Filibuster Architecture
Filibuster runs as a standalone server and is responsible for creating all the functional tests. It does this by enumerating all the possible ways that remote calls between different services can fail. In order to do this, filibuster exposes a HTTP API that instrumented libraries communicate with on every API call.
When running tests and injecting failures, filibuster notifies the applications through its instrumentation, the details of which I will go into detail below.
What are the steps involved in Instrumentation?
- The service is registered with the filibuster server.
- Before the remote method is invoked, the instrumented libraries should contact the filibuster server to notify that the request is about to be made.
- If a fault is not injected, the target service should notify filibuster that the request was received.
- If a fault is not injected here as well, the target service sends back its response and the original service lets filibuster know what the response was.
How is this instrumentation implemented?
The python instrumentation was developed by modifying the Popular Flask and Requests library.
Flask Instrumentation
The opentelemetry-instrumentation-flask
library has been copied and modified.
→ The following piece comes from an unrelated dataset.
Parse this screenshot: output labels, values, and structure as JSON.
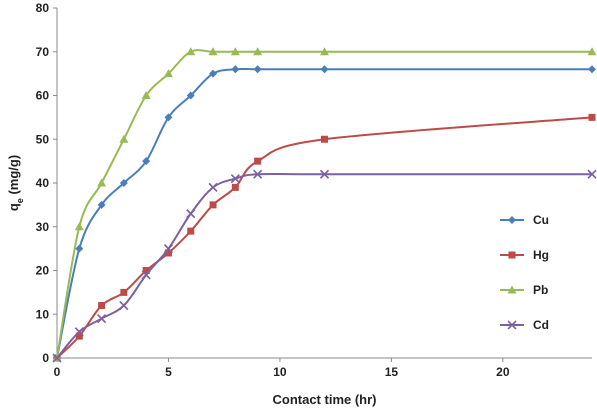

The before_request
callback is modified. This is executed on an incoming HTTP request, right before the appropriate handler is invoked. We only execute the instrumented code if the appropriate Filibuster headers are present in the request, indicating it is an instrumented call.
Now, we need to notify Filibuster of which service the request was terminated at. I believe this means which service the request has been received at. This is done by setting the target_service_name
field in the payload. Then we do some metadata updation, and set a flag that indicates the next request is going to filibuster and must not be instrumented. Then, we send a request to filibuster and unset the flag.
Requests Instrumentation
The opentelemetry-instrumentation-requests
library was modified to allow outgoing requests to be instrumented. We check a flag (was referenced in Flask instrumentation) to see if the outgoing call is to filibuster, if not, we instrument. To uniquely identify a request, we compute a MD5 hash based on the traceback. We then update some metadata. Then, we send a request to the filibuster server.
If Filibuster replies with saying a fault must be injected, we will also be provided with the exact manner in which to inject the fault and also the associated metadata. If we need to throw an exception, we do not send out a request to the target server and just throw the exception. If we need to return a modified response, we again skip sending a request to the target server and instead just return the modified response.
Now on response, regardless of if a fault was injected or not, we need to notify the filibuster service. This is done by a modified opentelemetry
library.